The Enneagram revealed that my private struggle — of wanting so badly to be liked, to be successful, that I would sacrifice my heart on the altar of status, prestige, and "success" — was not just my own. All of my fellow 3s share it. The Enneagram also helped me to see my own worth and to stop compulsively chasing validation. In so doing, it awakened my chief gift — seeing others' worth and potential, and helping them to see it too.
The Enneagram helped me grok that what motivates other people is NOT the same as what motivates me. I had many aha moments about my parents, siblings, co-workers, and friends. It was like having a pair of empathy glasses that brought others’ “strange” behavior into focus.
Before the Enneagram, I used to get incredibly frustrated with people because I couldn't conceive of why they acted the way they did. This made me a bad leader – I led from exacerbation and not from curiosity. I ran rehearsals like a boot camp, trying to “get everyone in line.” But with the Enneagram as a lens, I finally understood what motivated people, and my leadership style changed dramatically. I softened toward my colleagues, and to my surprise and delight, we became a much more high performing team.

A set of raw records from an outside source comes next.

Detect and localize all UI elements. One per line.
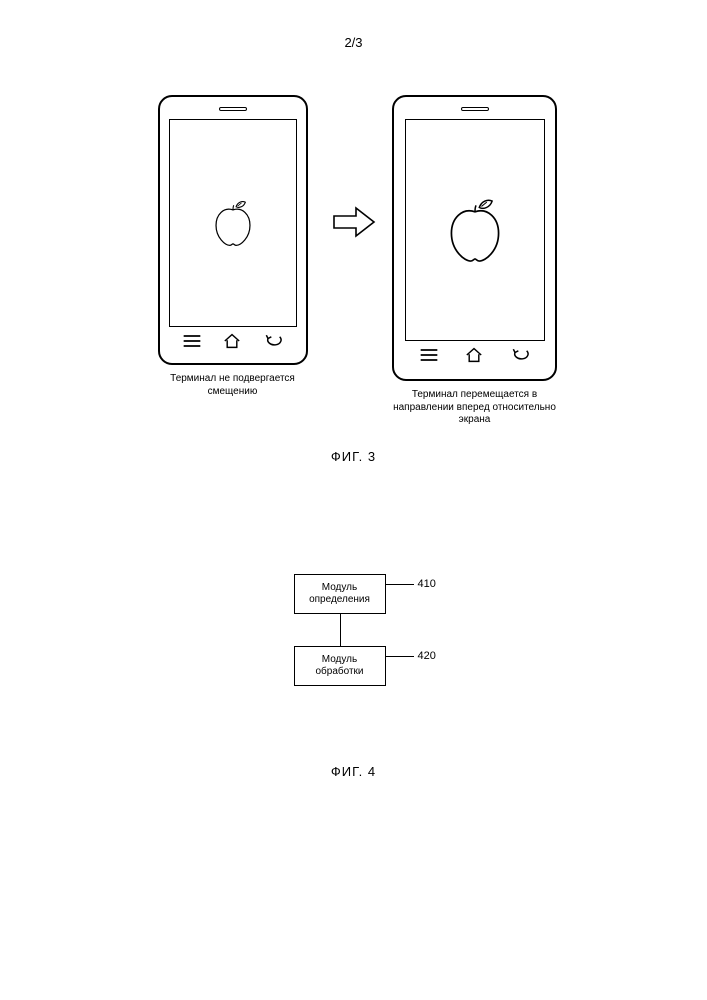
apple-icon: [442, 193, 507, 268]
ref-leader-2: [386, 656, 414, 657]
phone-left-column: Терминал не подвергается смещению: [148, 95, 318, 398]
home-icon[interactable]: [222, 333, 242, 349]
phone-right: [392, 95, 557, 381]
block-processing-module: Модуль обработки: [294, 646, 386, 686]
ref-num-420: 420: [418, 650, 436, 662]
block2-text: Модуль обработки: [299, 654, 381, 678]
phone-right-column: Терминал перемещается в направлении впер…: [390, 95, 560, 427]
menu-icon[interactable]: [419, 347, 439, 363]
back-icon[interactable]: [263, 333, 283, 349]
phone-right-screen: [405, 119, 545, 341]
left-caption: Терминал не подвергается смещению: [148, 373, 318, 398]
arrow-between: [332, 205, 376, 244]
fig4-label: ФИГ. 4: [331, 764, 376, 779]
block-diagram: Модуль определения Модуль обработки 410 …: [244, 574, 464, 724]
connector-line: [340, 614, 341, 646]
ref-leader-1: [386, 584, 414, 585]
right-caption: Терминал перемещается в направлении впер…: [390, 389, 560, 427]
arrow-right-icon: [332, 205, 376, 239]
menu-icon[interactable]: [182, 333, 202, 349]
home-icon[interactable]: [464, 347, 484, 363]
back-icon[interactable]: [510, 347, 530, 363]
ref-num-410: 410: [418, 578, 436, 590]
nav-row: [160, 327, 306, 355]
speaker-slot: [461, 107, 489, 111]
speaker-slot: [219, 107, 247, 111]
figure-3: Терминал не подвергается смещению: [0, 95, 707, 427]
phone-left: [158, 95, 308, 365]
apple-icon: [209, 196, 256, 250]
page: 2/3: [0, 0, 707, 1000]
page-number: 2/3: [0, 35, 707, 50]
nav-row: [394, 341, 555, 369]
block-determination-module: Модуль определения: [294, 574, 386, 614]
phone-left-screen: [169, 119, 297, 327]
block1-text: Модуль определения: [299, 582, 381, 606]
fig3-label: ФИГ. 3: [0, 449, 707, 464]
figure-4: Модуль определения Модуль обработки 410 …: [0, 574, 707, 779]
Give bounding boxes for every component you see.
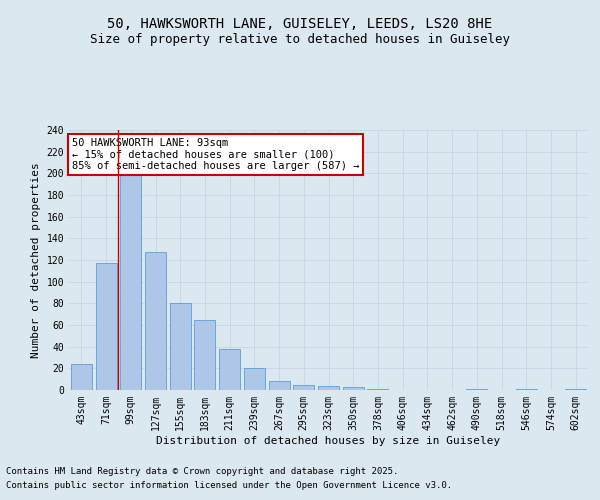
Bar [145,252,166,390]
Bar [293,384,314,390]
Bar [170,304,191,390]
Bar [565,389,586,390]
X-axis label: Distribution of detached houses by size in Guiseley: Distribution of detached houses by size … [157,436,500,446]
Bar [343,387,364,390]
Bar [516,389,537,390]
Bar [466,389,487,390]
Bar [120,174,141,390]
Bar [95,263,116,390]
Bar [71,364,92,390]
Text: Contains public sector information licensed under the Open Government Licence v3: Contains public sector information licen… [6,481,452,490]
Bar [244,368,265,390]
Y-axis label: Number of detached properties: Number of detached properties [31,162,41,358]
Text: 50, HAWKSWORTH LANE, GUISELEY, LEEDS, LS20 8HE: 50, HAWKSWORTH LANE, GUISELEY, LEEDS, LS… [107,18,493,32]
Bar [269,382,290,390]
Text: Size of property relative to detached houses in Guiseley: Size of property relative to detached ho… [90,32,510,46]
Text: Contains HM Land Registry data © Crown copyright and database right 2025.: Contains HM Land Registry data © Crown c… [6,467,398,476]
Bar [318,386,339,390]
Bar [194,320,215,390]
Text: 50 HAWKSWORTH LANE: 93sqm
← 15% of detached houses are smaller (100)
85% of semi: 50 HAWKSWORTH LANE: 93sqm ← 15% of detac… [71,138,359,171]
Bar [219,349,240,390]
Bar [367,389,388,390]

With this new orientation, I entered the business world. As the L&D Manager at FoodKick — a grocery delivery startup run by FreshDirect – I was responsible for training and culture. (A lesson I learned was the farce of having a single leader be “responsible” for culture.) I wondered whether my heart-forward approach would be welcome in a traditional corporate context. My guiding questions were: “How can a culture that appreciates people for who they are drive business results? What does it look like operationally?” I rewrote PTO policies, redesigned wage structures, and led leadership development workshops. I learned the power of this approach to achieve business results, but I also learned the challenges of implementing it without full organizational alignment. (See: Reinventing Organizations by Frederick LaLoux.)
After FoodKick, I moved fully into teaching the Enneagram and coaching leaders (mostly founders and VCs) to be the best version of themselves they can be. I love what I do.
In all of my work, I care about ushering in a revolution in our collective way of being — one that embraces a developmental lens, honors inner work as much as outer achievements, and champions love, planetary harmony, and the deepening of our consciousness. I draw inspiration from thinkers like Parker Palmer, Ken Wilber, Peter Senge, Frederic Laloux, Patrick Lencioni, Wendy Palmer, Byron Katie, George Gurdjieff, Krista Tippet, Mary Oliver, and Adyashanti.